Sir Marcus in one of those moods where you feel that anything you say will be taken in evidence and used against you. Denby said he was going to make a swift presentation on how quickly the technology would be up and running but he couldn't get the projector to work. He then told us that the back-up server was operational but the files in the data whorehouse (I'm sure that's what he said) were fatally corrupted. Sir Marcus was on the point of going berserk when Giles Renton-Willets' nostrils quivered as he sensed negative energy. Oblivious to the fact that Sir Marcus's expression said 'terminate with extreme prejudice', he chirped that the technology may be down but people were still our greatest asset. I pointed out that most of our greatest assets had been staring at blank computer screens for the past two days.

THURSDAY

Exceptional emergency board meeting.
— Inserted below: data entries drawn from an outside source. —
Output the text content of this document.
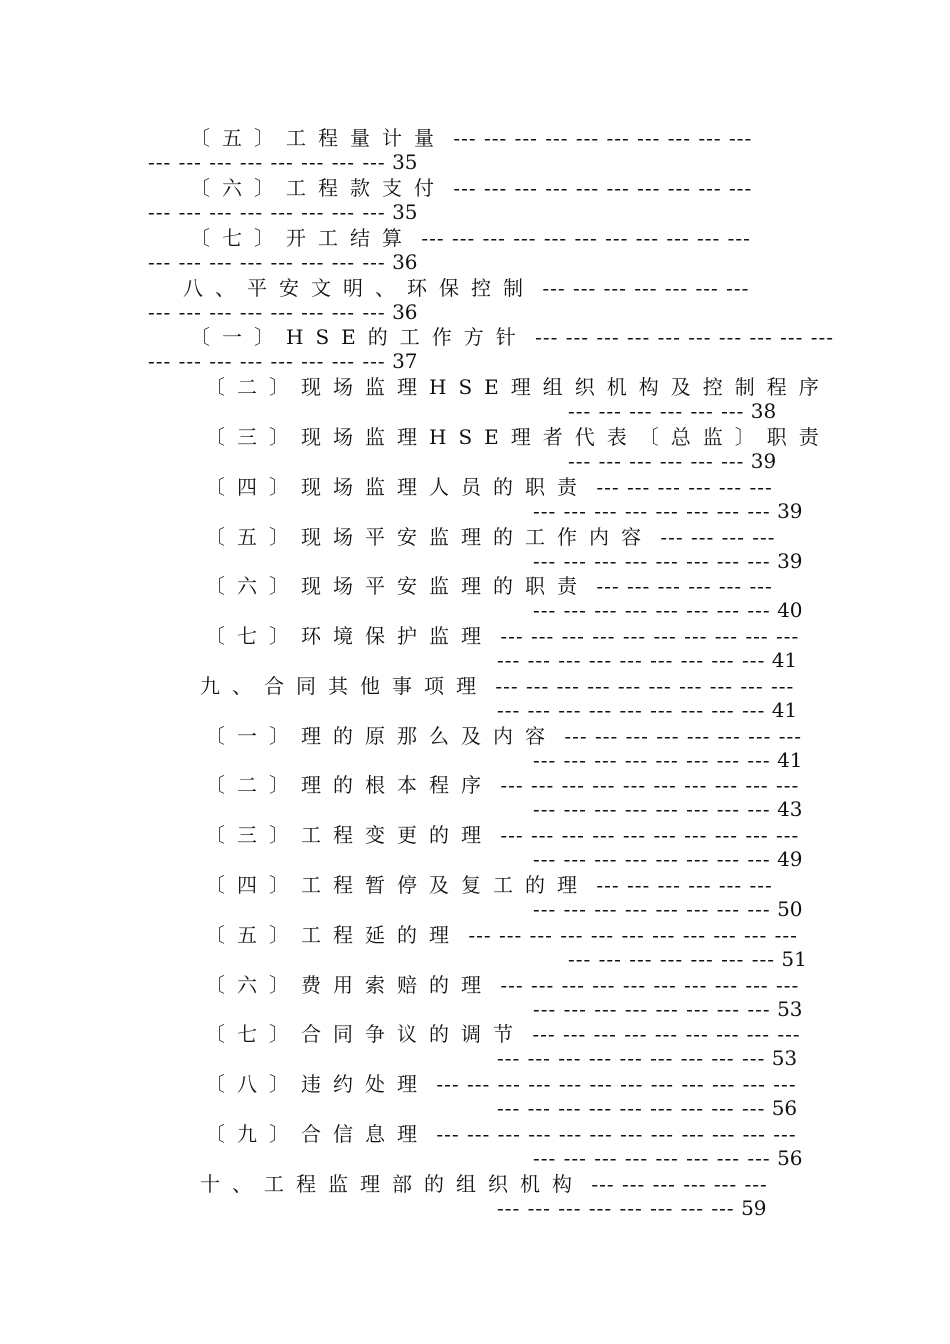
〔五〕工程量计量 --- --- --- --- --- --- --- --- --- ---
--- --- --- --- --- --- --- --- 35
〔六〕工程款支付 --- --- --- --- --- --- --- --- --- ---
--- --- --- --- --- --- --- --- 35
〔七〕开工结算 --- --- --- --- --- --- --- --- --- --- ---
--- --- --- --- --- --- --- --- 36
八、平安文明、环保控制 --- --- --- --- --- --- ---
--- --- --- --- --- --- --- --- 36
〔一〕HSE的工作方针 --- --- --- --- --- --- --- --- --- ---
--- --- --- --- --- --- --- --- 37
〔二〕现场监理HSE理组织机构及控制程序
--- --- --- --- --- --- 38
〔三〕现场监理HSE理者代表〔总监〕职责
--- --- --- --- --- --- 39
〔四〕现场监理人员的职责 --- --- --- --- --- ---
--- --- --- --- --- --- --- --- 39
〔五〕现场平安监理的工作内容 --- --- --- ---
--- --- --- --- --- --- --- --- 39
〔六〕现场平安监理的职责 --- --- --- --- --- ---
--- --- --- --- --- --- --- --- 40
〔七〕环境保护监理 --- --- --- --- --- --- --- --- --- ---
--- --- --- --- --- --- --- --- --- 41
九、合同其他事项理 --- --- --- --- --- --- --- --- --- ---
--- --- --- --- --- --- --- --- --- 41
〔一〕理的原那么及内容 --- --- --- --- --- --- --- ---
--- --- --- --- --- --- --- --- 41
〔二〕理的根本程序 --- --- --- --- --- --- --- --- --- ---
--- --- --- --- --- --- --- --- 43
〔三〕工程变更的理 --- --- --- --- --- --- --- --- --- ---
--- --- --- --- --- --- --- --- 49
〔四〕工程暂停及复工的理 --- --- --- --- --- ---
--- --- --- --- --- --- --- --- 50
〔五〕工程延的理 --- --- --- --- --- --- --- --- --- --- ---
--- --- --- --- --- --- --- 51
〔六〕费用索赔的理 --- --- --- --- --- --- --- --- --- ---
--- --- --- --- --- --- --- --- 53
〔七〕合同争议的调节 --- --- --- --- --- --- --- --- ---
--- --- --- --- --- --- --- --- --- 53
〔八〕违约处理 --- --- --- --- --- --- --- --- --- --- --- ---
--- --- --- --- --- --- --- --- --- 56
〔九〕合信息理 --- --- --- --- --- --- --- --- --- --- --- ---
--- --- --- --- --- --- --- --- 56
十、工程监理部的组织机构 --- --- --- --- --- ---
--- --- --- --- --- --- --- --- 59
Empty chair where IT Director used to be. Sir Marcus explained that Denby was taking personal charge of the server repair in a remote location. I casually observed that the server should be called the IT Director and the IT Director should be called the server because that's the way it seemed to work in real life. Seizing the moment, I then suggested that it was time that Marketing took charge. We should introduce a 'Back to Basics' campaign where people actually talked to each other and customers. Internally we should brand it as a culture-change initiative, externally as a customer-delighting initiative. Sir Marcus looked impressed. I immediately delegated all this and got tucked into a day-and-half-long session in Mr Bojangles with Bill. And you can't get more basic than that.